I'm in Austria! Well, I was in Austria, I'm now somewhere over the Aussie desert as I try and end this trip on top of my "to-do" list. The Have I Been Pwned Alpine Grand Tour was a great success with loads of time spent with govs, public meetups and users of this little data breach project that kinda escalated. As I say in the vid, I'm posting a lot more pics publicly to my Facebook page, so if you want to see the highlights, head over there. That's it for this week, it's home for a day then I'll come to you from Tokyo for the next one.

References

1. Sponsored by: Report URI: Guarding you from rogue JavaScript!
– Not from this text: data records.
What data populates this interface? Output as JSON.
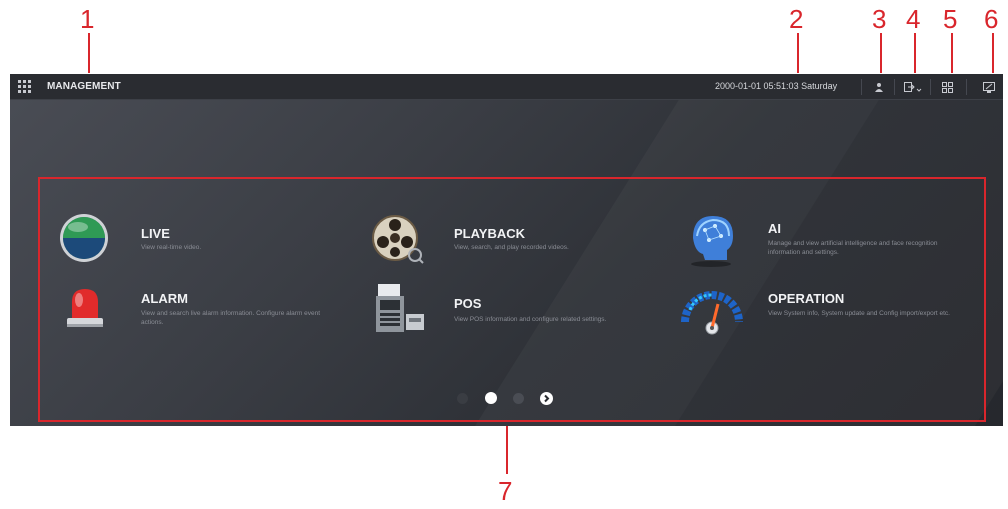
{
  "callouts": [
    "1",
    "2",
    "3",
    "4",
    "5",
    "6",
    "7"
  ],
  "topbar": {
    "title": "MANAGEMENT",
    "datetime": "2000-01-01 05:51:03 Saturday",
    "icons": [
      "grid-menu-icon",
      "user-icon",
      "logout-icon",
      "layout-icon",
      "display-icon"
    ]
  },
  "tiles": [
    {
      "title": "LIVE",
      "desc": "View real-time video.",
      "icon": "live-icon"
    },
    {
      "title": "PLAYBACK",
      "desc": "View, search, and play recorded videos.",
      "icon": "playback-icon"
    },
    {
      "title": "AI",
      "desc": "Manage and view artificial intelligence and face recognition information and settings.",
      "icon": "ai-icon"
    },
    {
      "title": "ALARM",
      "desc": "View and search live alarm information. Configure alarm event actions.",
      "icon": "alarm-icon"
    },
    {
      "title": "POS",
      "desc": "View POS information and configure related settings.",
      "icon": "pos-icon"
    },
    {
      "title": "OPERATION",
      "desc": "View System info, System update and Config import/export etc.",
      "icon": "operation-icon"
    }
  ],
  "pagination": {
    "pages": 3,
    "current": 2
  },
  "colors": {
    "callout": "#d9262c",
    "background": "#2f3238",
    "topbar": "#2a2c31"
  }
}
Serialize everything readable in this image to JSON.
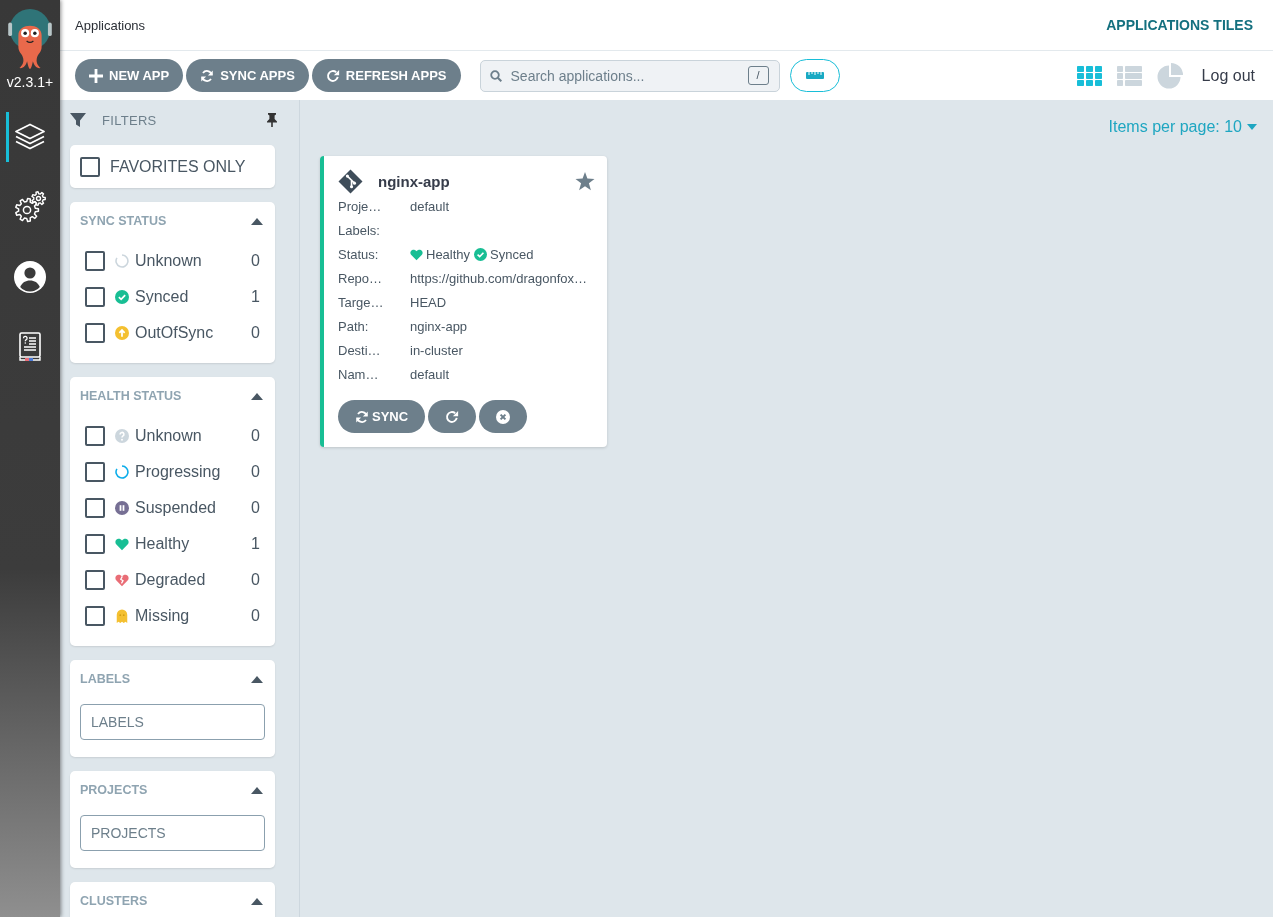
{
  "sidebar": {
    "version": "v2.3.1+",
    "nav": [
      {
        "kind": "applications",
        "selected": true
      },
      {
        "kind": "settings",
        "selected": false
      },
      {
        "kind": "user",
        "selected": false
      },
      {
        "kind": "docs",
        "selected": false
      }
    ]
  },
  "header": {
    "title": "Applications",
    "view_title": "APPLICATIONS TILES"
  },
  "toolbar": {
    "buttons": [
      {
        "kind": "add",
        "label": "NEW APP"
      },
      {
        "kind": "sync",
        "label": "SYNC APPS"
      },
      {
        "kind": "refresh",
        "label": "REFRESH APPS"
      }
    ],
    "search": {
      "placeholder": "Search applications...",
      "shortcut": "/"
    },
    "views": [
      {
        "kind": "tiles",
        "selected": true
      },
      {
        "kind": "list",
        "selected": false
      },
      {
        "kind": "summary",
        "selected": false
      }
    ],
    "logout": "Log out"
  },
  "filters": {
    "title": "FILTERS",
    "favorites": {
      "label": "FAVORITES ONLY",
      "checked": false
    },
    "panels": [
      {
        "kind": "checklist",
        "title": "SYNC STATUS",
        "expanded": true,
        "items": [
          {
            "kind": "sync-unknown",
            "label": "Unknown",
            "count": "0",
            "checked": false
          },
          {
            "kind": "synced",
            "label": "Synced",
            "count": "1",
            "checked": false
          },
          {
            "kind": "out-of-sync",
            "label": "OutOfSync",
            "count": "0",
            "checked": false
          }
        ]
      },
      {
        "kind": "checklist",
        "title": "HEALTH STATUS",
        "expanded": true,
        "items": [
          {
            "kind": "health-unknown",
            "label": "Unknown",
            "count": "0",
            "checked": false
          },
          {
            "kind": "progressing",
            "label": "Progressing",
            "count": "0",
            "checked": false
          },
          {
            "kind": "suspended",
            "label": "Suspended",
            "count": "0",
            "checked": false
          },
          {
            "kind": "healthy",
            "label": "Healthy",
            "count": "1",
            "checked": false
          },
          {
            "kind": "degraded",
            "label": "Degraded",
            "count": "0",
            "checked": false
          },
          {
            "kind": "missing",
            "label": "Missing",
            "count": "0",
            "checked": false
          }
        ]
      },
      {
        "kind": "input",
        "title": "LABELS",
        "expanded": true,
        "placeholder": "LABELS"
      },
      {
        "kind": "input",
        "title": "PROJECTS",
        "expanded": true,
        "placeholder": "PROJECTS"
      },
      {
        "kind": "input",
        "title": "CLUSTERS",
        "expanded": true
      }
    ]
  },
  "main": {
    "items_per_page": "Items per page: 10",
    "apps": [
      {
        "name": "nginx-app",
        "favorite": false,
        "fields": [
          {
            "kind": "text",
            "label": "Proje…",
            "value": "default"
          },
          {
            "kind": "text",
            "label": "Labels:"
          },
          {
            "kind": "status",
            "label": "Status:",
            "health": {
              "kind": "healthy",
              "label": "Healthy"
            },
            "sync": {
              "kind": "synced",
              "label": "Synced"
            }
          },
          {
            "kind": "text",
            "label": "Repo…",
            "value": "https://github.com/dragonfox…"
          },
          {
            "kind": "text",
            "label": "Targe…",
            "value": "HEAD"
          },
          {
            "kind": "text",
            "label": "Path:",
            "value": "nginx-app"
          },
          {
            "kind": "text",
            "label": "Desti…",
            "value": "in-cluster"
          },
          {
            "kind": "text",
            "label": "Nam…",
            "value": "default"
          }
        ],
        "actions": [
          {
            "kind": "sync",
            "label": "SYNC"
          },
          {
            "kind": "refresh"
          },
          {
            "kind": "delete"
          }
        ]
      }
    ]
  }
}
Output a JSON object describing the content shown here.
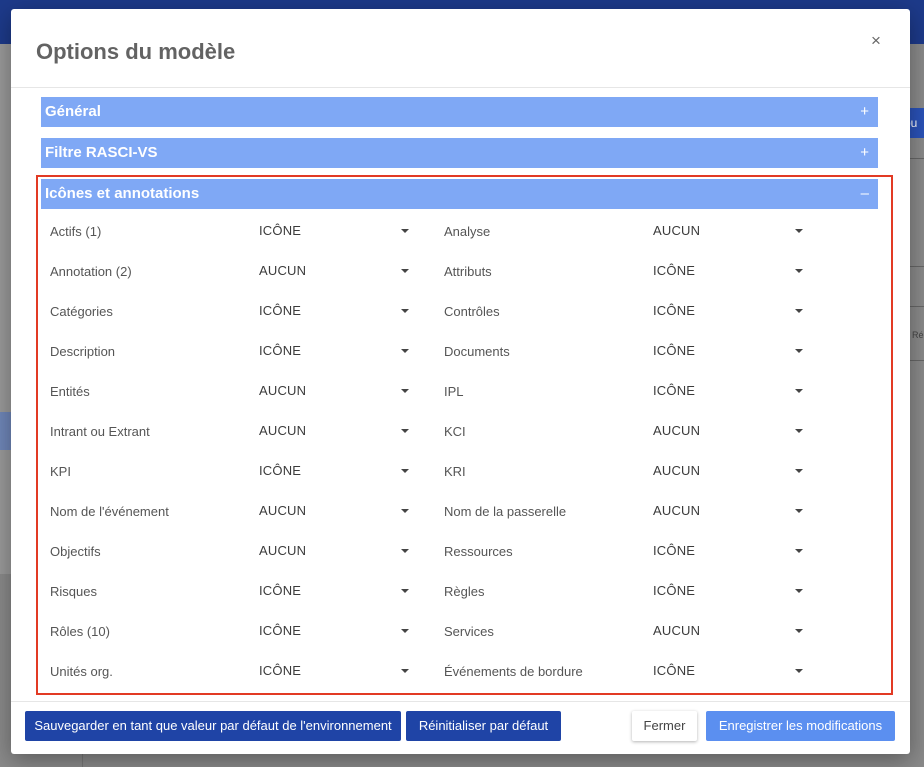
{
  "modal": {
    "title": "Options du modèle",
    "close_glyph": "×"
  },
  "sections": [
    {
      "label": "Général",
      "toggle": "+"
    },
    {
      "label": "Filtre RASCI-VS",
      "toggle": "+"
    },
    {
      "label": "Icônes et annotations",
      "toggle": "–"
    }
  ],
  "options_left": [
    {
      "label": "Actifs (1)",
      "value": "ICÔNE"
    },
    {
      "label": "Annotation (2)",
      "value": "AUCUN"
    },
    {
      "label": "Catégories",
      "value": "ICÔNE"
    },
    {
      "label": "Description",
      "value": "ICÔNE"
    },
    {
      "label": "Entités",
      "value": "AUCUN"
    },
    {
      "label": "Intrant ou Extrant",
      "value": "AUCUN"
    },
    {
      "label": "KPI",
      "value": "ICÔNE"
    },
    {
      "label": "Nom de l'événement",
      "value": "AUCUN"
    },
    {
      "label": "Objectifs",
      "value": "AUCUN"
    },
    {
      "label": "Risques",
      "value": "ICÔNE"
    },
    {
      "label": "Rôles (10)",
      "value": "ICÔNE"
    },
    {
      "label": "Unités org.",
      "value": "ICÔNE"
    }
  ],
  "options_right": [
    {
      "label": "Analyse",
      "value": "AUCUN"
    },
    {
      "label": "Attributs",
      "value": "ICÔNE"
    },
    {
      "label": "Contrôles",
      "value": "ICÔNE"
    },
    {
      "label": "Documents",
      "value": "ICÔNE"
    },
    {
      "label": "IPL",
      "value": "ICÔNE"
    },
    {
      "label": "KCI",
      "value": "AUCUN"
    },
    {
      "label": "KRI",
      "value": "AUCUN"
    },
    {
      "label": "Nom de la passerelle",
      "value": "AUCUN"
    },
    {
      "label": "Ressources",
      "value": "ICÔNE"
    },
    {
      "label": "Règles",
      "value": "ICÔNE"
    },
    {
      "label": "Services",
      "value": "AUCUN"
    },
    {
      "label": "Événements de bordure",
      "value": "ICÔNE"
    }
  ],
  "footer": {
    "save_default_label": "Sauvegarder en tant que valeur par défaut de l'environnement",
    "reset_label": "Réinitialiser par défaut",
    "close_label": "Fermer",
    "save_label": "Enregistrer les modifications"
  },
  "background": {
    "right_button_text": "ou",
    "right_side_text": "Ré"
  },
  "colors": {
    "section_header": "#7fa8f5",
    "highlight_border": "#e23a24",
    "dark_button": "#1f44a6",
    "primary_button": "#5b8ff0"
  }
}
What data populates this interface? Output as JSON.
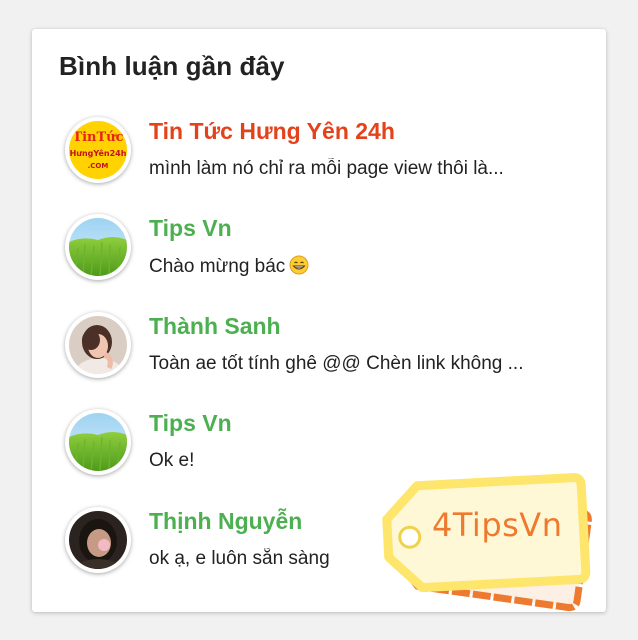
{
  "widget": {
    "title": "Bình luận gần đây"
  },
  "comments": [
    {
      "author": "Tin Tức Hưng Yên 24h",
      "author_color": "#e4421b",
      "excerpt": "mình làm nó chỉ ra mỗi page view thôi là...",
      "avatar": "news-logo",
      "avatar_text": [
        "TinTức",
        "HưngYên24h",
        ".COM"
      ]
    },
    {
      "author": "Tips Vn",
      "author_color": "#4caf50",
      "excerpt": "Chào mừng bác",
      "emoji": "grinning-emoji",
      "avatar": "grass-field"
    },
    {
      "author": "Thành Sanh",
      "author_color": "#4caf50",
      "excerpt": "Toàn ae tốt tính ghê @@ Chèn link không ...",
      "avatar": "portrait-girl"
    },
    {
      "author": "Tips Vn",
      "author_color": "#4caf50",
      "excerpt": "Ok e!",
      "avatar": "grass-field"
    },
    {
      "author": "Thịnh Nguyễn",
      "author_color": "#4caf50",
      "excerpt": "ok ạ, e luôn sẵn sàng",
      "avatar": "portrait-dark"
    }
  ],
  "watermark": {
    "text": "4TipsVn",
    "colors": {
      "tag_front": "#fde66b",
      "tag_back": "#ee7a2f",
      "text": "#ee7a2f"
    }
  }
}
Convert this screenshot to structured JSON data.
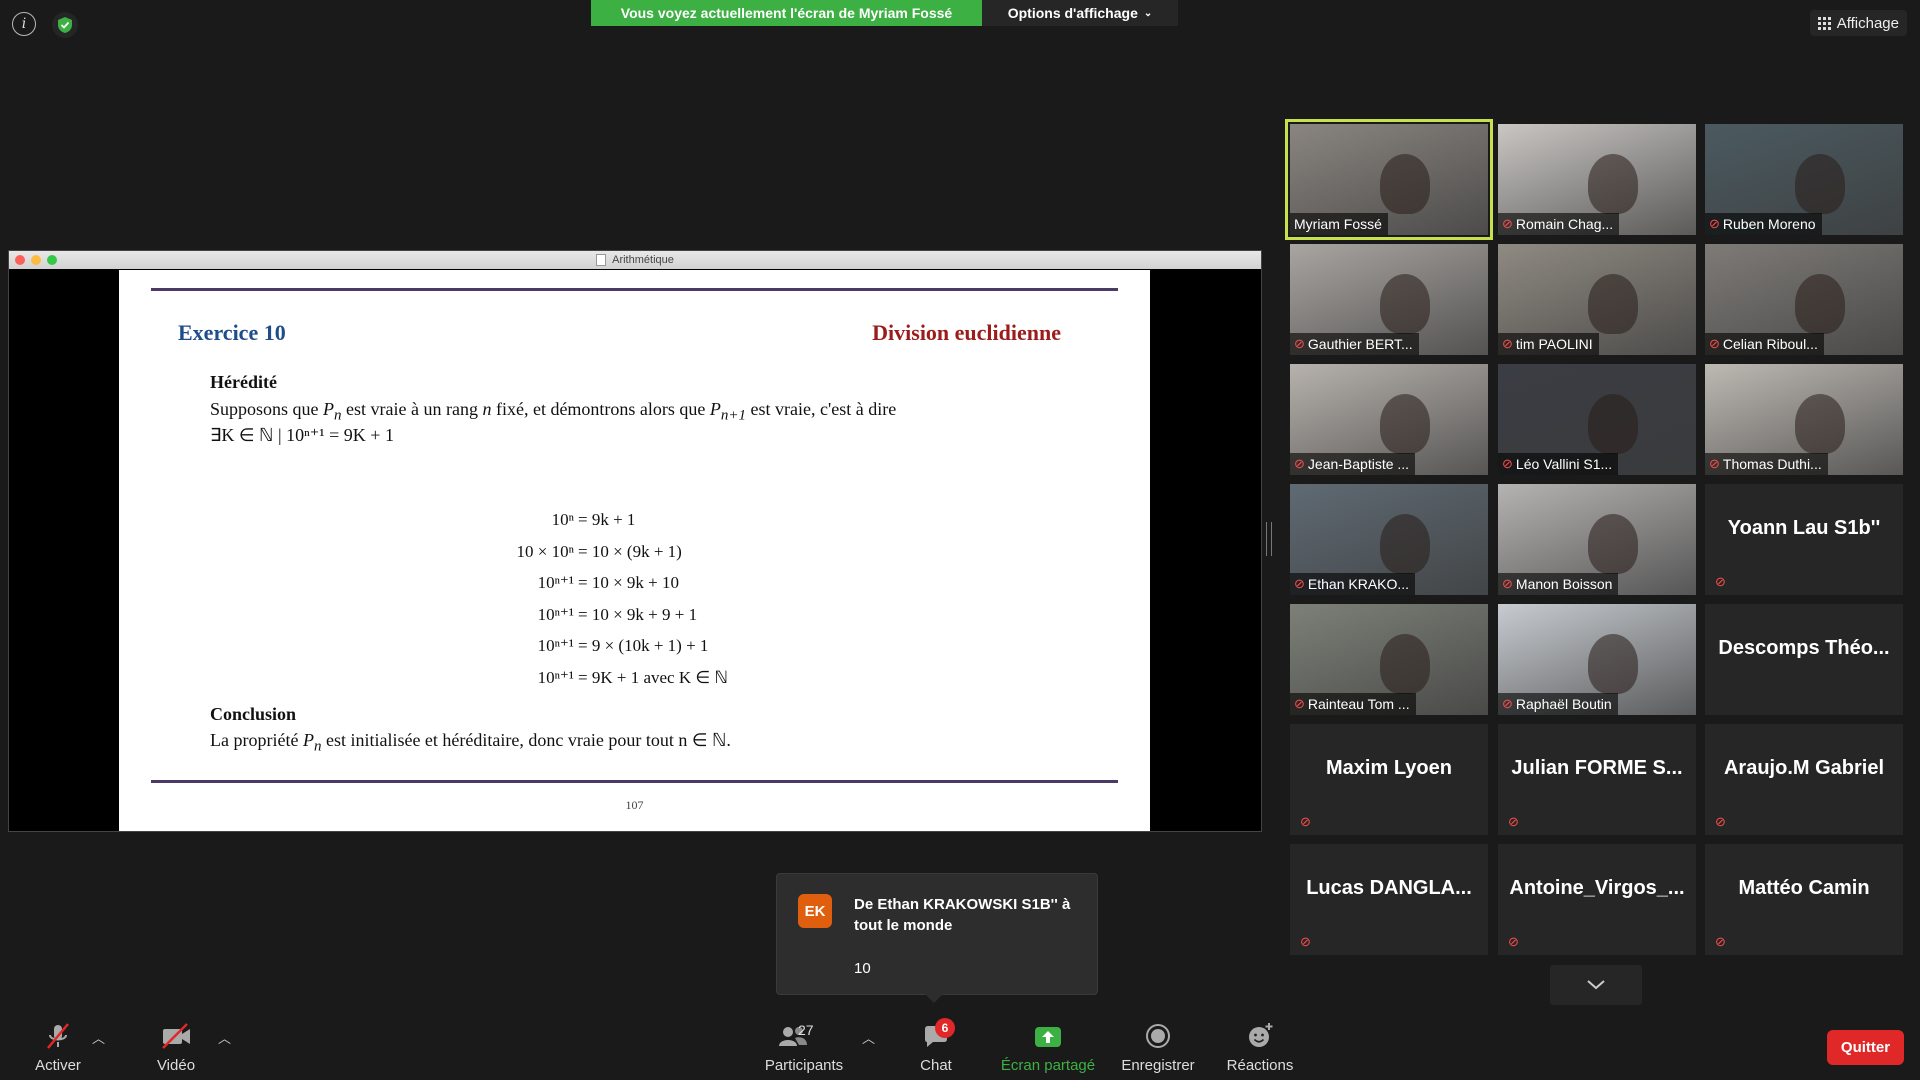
{
  "top_bar": {
    "viewing_banner": "Vous voyez actuellement l'écran de Myriam Fossé",
    "view_options": "Options d'affichage",
    "layout_button": "Affichage"
  },
  "doc": {
    "window_title": "Arithmétique",
    "exercise_title": "Exercice 10",
    "topic": "Division euclidienne",
    "heredite_heading": "Hérédité",
    "heredite_line1_a": "Supposons que ",
    "heredite_line1_b": " est vraie à un rang ",
    "heredite_line1_c": " fixé, et démontrons alors que ",
    "heredite_line1_d": " est vraie, c'est à dire",
    "heredite_line2": "∃K ∈ ℕ | 10ⁿ⁺¹ = 9K + 1",
    "equations": [
      {
        "lhs": "10ⁿ",
        "rhs": "= 9k + 1"
      },
      {
        "lhs": "10 × 10ⁿ",
        "rhs": "= 10 × (9k + 1)"
      },
      {
        "lhs": "10ⁿ⁺¹",
        "rhs": "= 10 × 9k + 10"
      },
      {
        "lhs": "10ⁿ⁺¹",
        "rhs": "= 10 × 9k + 9 + 1"
      },
      {
        "lhs": "10ⁿ⁺¹",
        "rhs": "= 9 × (10k + 1) + 1"
      },
      {
        "lhs": "10ⁿ⁺¹",
        "rhs": "= 9K + 1 avec K ∈ ℕ"
      }
    ],
    "conclusion_heading": "Conclusion",
    "conclusion_a": "La propriété ",
    "conclusion_b": " est initialisée et héréditaire, donc vraie pour tout ",
    "conclusion_c": "n ∈ ℕ.",
    "page_number": "107"
  },
  "participants": [
    {
      "name": "Myriam Fossé",
      "video": true,
      "muted": false,
      "active": true,
      "bg": "#8a8580"
    },
    {
      "name": "Romain Chag...",
      "video": true,
      "muted": true,
      "bg": "#c9c6c3"
    },
    {
      "name": "Ruben Moreno",
      "video": true,
      "muted": true,
      "bg": "#4b5a60"
    },
    {
      "name": "Gauthier BERT...",
      "video": true,
      "muted": true,
      "bg": "#a9a5a1"
    },
    {
      "name": "tim PAOLINI",
      "video": true,
      "muted": true,
      "bg": "#8f8a82"
    },
    {
      "name": "Celian Riboul...",
      "video": true,
      "muted": true,
      "bg": "#7e7b77"
    },
    {
      "name": "Jean-Baptiste ...",
      "video": true,
      "muted": true,
      "bg": "#b7b2ad"
    },
    {
      "name": "Léo Vallini S1...",
      "video": true,
      "muted": true,
      "bg": "#3b3d44"
    },
    {
      "name": "Thomas Duthi...",
      "video": true,
      "muted": true,
      "bg": "#bdb9b3"
    },
    {
      "name": "Ethan KRAKO...",
      "video": true,
      "muted": true,
      "bg": "#5f6a73"
    },
    {
      "name": "Manon Boisson",
      "video": true,
      "muted": true,
      "bg": "#b5b3b2"
    },
    {
      "name": "Yoann Lau S1b''",
      "video": false,
      "muted": true
    },
    {
      "name": "Rainteau Tom ...",
      "video": true,
      "muted": true,
      "bg": "#7d8078"
    },
    {
      "name": "Raphaël Boutin",
      "video": true,
      "muted": true,
      "bg": "#c7cbd0"
    },
    {
      "name": "Descomps  Théo...",
      "video": false,
      "muted": false
    },
    {
      "name": "Maxim Lyoen",
      "video": false,
      "muted": true
    },
    {
      "name": "Julian  FORME  S...",
      "video": false,
      "muted": true
    },
    {
      "name": "Araujo.M Gabriel",
      "video": false,
      "muted": true
    },
    {
      "name": "Lucas  DANGLA...",
      "video": false,
      "muted": true
    },
    {
      "name": "Antoine_Virgos_...",
      "video": false,
      "muted": true
    },
    {
      "name": "Mattéo Camin",
      "video": false,
      "muted": true
    }
  ],
  "chat_toast": {
    "avatar": "EK",
    "from": "De Ethan KRAKOWSKI S1B'' à tout le monde",
    "message": "10"
  },
  "toolbar": {
    "unmute": "Activer",
    "video": "Vidéo",
    "participants": "Participants",
    "participant_count": "27",
    "chat": "Chat",
    "chat_badge": "6",
    "share": "Écran partagé",
    "record": "Enregistrer",
    "reactions": "Réactions",
    "leave": "Quitter"
  }
}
Don’t get pwned; get real-time alerts & prevent breaches #SecureYourSite
2. Have Fun Teaching was breached 4 years ago and 27k of their records are now in HIBP (they went very much "radio silence" after disclosure)
3. Robinsons Malls in the Philippines had a breach thay finally made its way into HIBP (the breach itself was back in June last year)
4. Because Teespring was frankly, appallingly bad, we have a new merch store courtesy of Fourthwall (if you ordered from Teespring and haven't received your merch, contact their support and if that doesn't work, dispute the charge with your card company)

2025-06-22 01:36:24

Firstly, apologies for the annoying clipping in the audio. I use a Rode VideoMic that's a shotgun style that plugs straight into the iPhone and it's usually pretty solid. It was also solid when I tested it again now, just recording a video into the phone, so I don't know if this was connection related or what, but I was in no position to troubleshoot once the stream had started, unfortunately.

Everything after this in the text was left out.